Tiphaine Guillabert-Madinier

Tiphaine Guillabert-Madinier

Associate in History at Harvard University
Tiphaine Guillabert
  • Regions: Europe; France; Holy Roman Empire
  • Times: 16th-17th centuries
  • Themes: Cultural History; Folklore; History of Religion; Intellectual History; Reformation

Tiphaine Guillabert-Madinier specializes in the religious and « popular culture » history of early modern Europe with an emphasis on Germany and France.

She is a graduate from the Ecole Normale Supérieure (ENS) and she did her M.A at the University of Vienna. She completed her dissertation both at Sorbonne University and Neuchâtel University in 2017.

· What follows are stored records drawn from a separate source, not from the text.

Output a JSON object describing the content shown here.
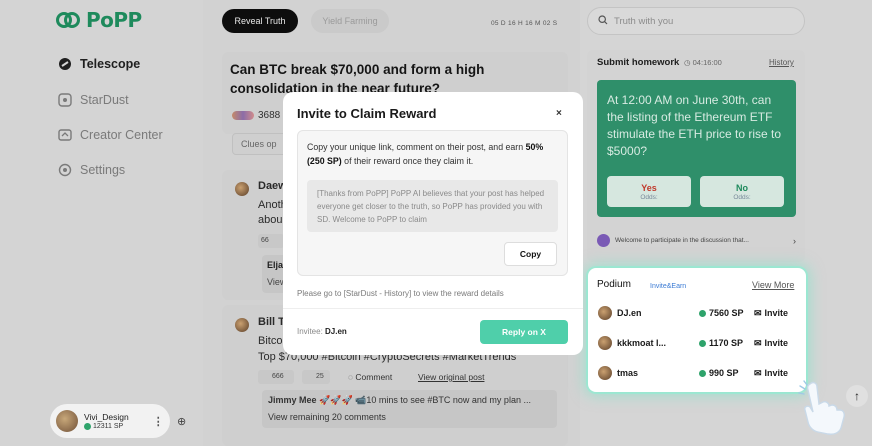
{
  "app": {
    "name": "PoPP",
    "brand_color": "#1e8a5c"
  },
  "sidebar": {
    "items": [
      {
        "label": "Telescope",
        "icon": "telescope-icon",
        "active": true
      },
      {
        "label": "StarDust",
        "icon": "stardust-icon",
        "active": false
      },
      {
        "label": "Creator Center",
        "icon": "creator-icon",
        "active": false
      },
      {
        "label": "Settings",
        "icon": "settings-icon",
        "active": false
      }
    ],
    "user": {
      "name": "Vivi_Design",
      "sp": "12311 SP"
    }
  },
  "main": {
    "tabs": [
      {
        "label": "Reveal Truth",
        "active": true
      },
      {
        "label": "Yield Farming",
        "active": false
      }
    ],
    "countdown": "05 D 16 H 16 M 02 S",
    "question": {
      "title": "Can BTC break $70,000 and form a high consolidation in the near future?",
      "participants": "3688",
      "clues_placeholder": "Clues op"
    },
    "posts": [
      {
        "author": "Daew",
        "line1": "Anoth",
        "line2": "abou",
        "count": "66",
        "reply_author": "Elja",
        "reply_line": "View"
      },
      {
        "author": "Bill Th",
        "line1": "Bitco",
        "line2": "Top $70,000 #Bitcoin #CryptoSecrets #MarketTrends",
        "count": "666",
        "reward": "25",
        "comment_label": "Comment",
        "view_original": "View original post",
        "reply_author": "Jimmy Mee",
        "reply_line": "🚀🚀🚀 📹10 mins to see #BTC now and my plan ...",
        "remaining": "View remaining 20 comments"
      }
    ]
  },
  "search": {
    "placeholder": "Truth with you"
  },
  "homework": {
    "title": "Submit homework",
    "time": "04:16:00",
    "history": "History",
    "question": "At 12:00 AM on June 30th, can the listing of the Ethereum ETF stimulate the ETH price to rise to $5000?",
    "yes_label": "Yes",
    "no_label": "No",
    "odds_label": "Odds:",
    "discussion": "Welcome to participate in the discussion that..."
  },
  "podium": {
    "title": "Podium",
    "invite_earn": "Invite&Earn",
    "view_more": "View More",
    "rows": [
      {
        "name": "DJ.en",
        "sp": "7560 SP",
        "action": "Invite"
      },
      {
        "name": "kkkmoat l...",
        "sp": "1170 SP",
        "action": "Invite"
      },
      {
        "name": "tmas",
        "sp": "990 SP",
        "action": "Invite"
      }
    ]
  },
  "modal": {
    "title": "Invite to Claim Reward",
    "close": "×",
    "info_pre": "Copy your unique link, comment on their post, and earn",
    "info_bold": "50% (250 SP)",
    "info_post": "of their reward once they claim it.",
    "quote": "[Thanks from PoPP] PoPP AI believes that your post has helped everyone get closer to the truth, so PoPP has provided you with SD. Welcome to PoPP to claim",
    "copy_label": "Copy",
    "note": "Please go to [StarDust - History] to view the reward details",
    "invitee_label": "Invitee:",
    "invitee_name": "DJ.en",
    "reply_label": "Reply on X"
  },
  "colors": {
    "accent": "#4fcfaa",
    "green_card": "#2f8f6a",
    "yes": "#c0392b",
    "no": "#1e8a5c"
  }
}
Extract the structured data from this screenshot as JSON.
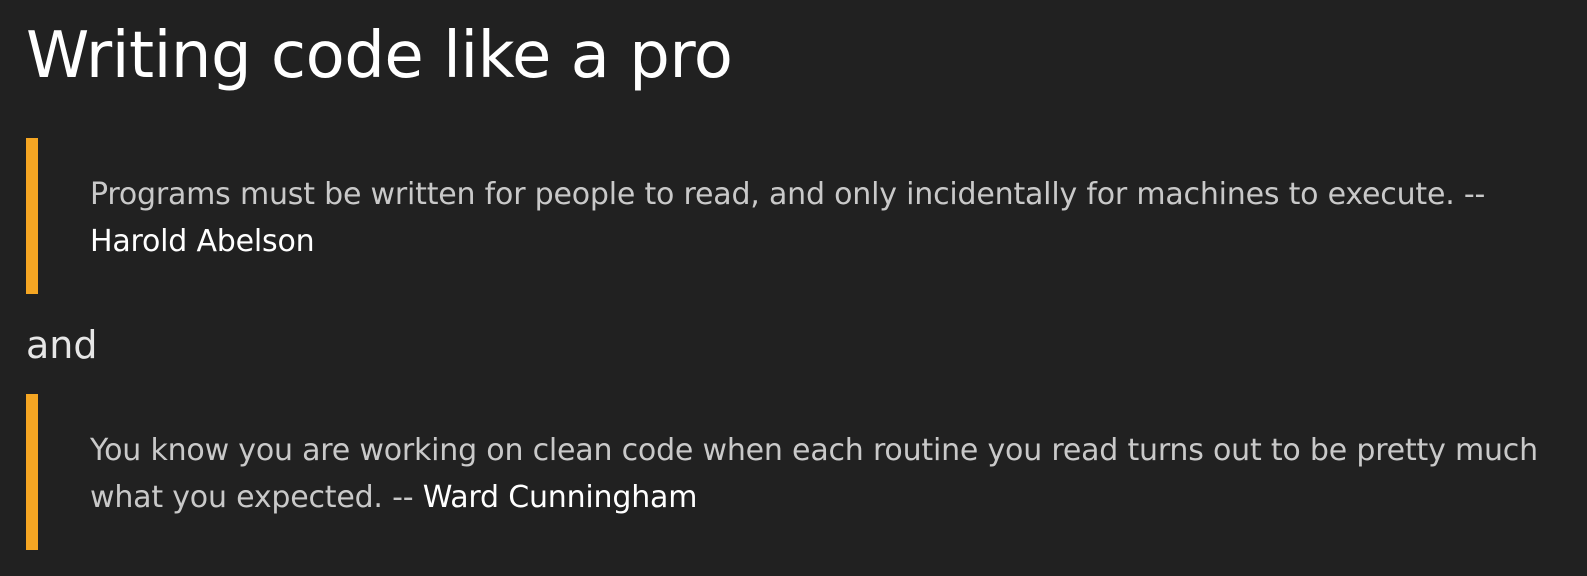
{
  "document": {
    "title": "Writing code like a pro",
    "quotes": [
      {
        "text": "Programs must be written for people to read, and only incidentally for machines to execute. --",
        "author": "Harold Abelson"
      },
      {
        "text": "You know you are working on clean code when each routine you read turns out to be pretty much what you expected. --",
        "author": "Ward Cunningham"
      }
    ],
    "connector": "and"
  },
  "colors": {
    "background": "#212121",
    "quote_bar": "#f5a623",
    "quote_text": "#c9c9c9",
    "heading": "#ffffff"
  }
}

Her publications include two books. The Battle between Carnival and the Reformation (2021), provides a missing step of the story of European carnival and a better understanding of its nature and function. Second it questions the relationship between Churches, festivals, and pleasure, and notably inquires whether it was a point of confessional differentiation or not. Third, it sketches out an anthropology of laugh in the protestant culture. The second one, Language and Faith at the Age of Reforms in Europe (2019), results from the International Symposium that she co-organised at La Sorbonne.

A associate at the Harvard department of History, she is focusing on the regulation of carnival and devotions across European contexts over a longer early modern period in a transnational history perspective. She deals with the influence of the mystique Marguerite-Marie Alacoque and the evolution of carnival’s ban in France and Germany.

She is also a fellow of the research center Roland Mousnier at Sorbonne University.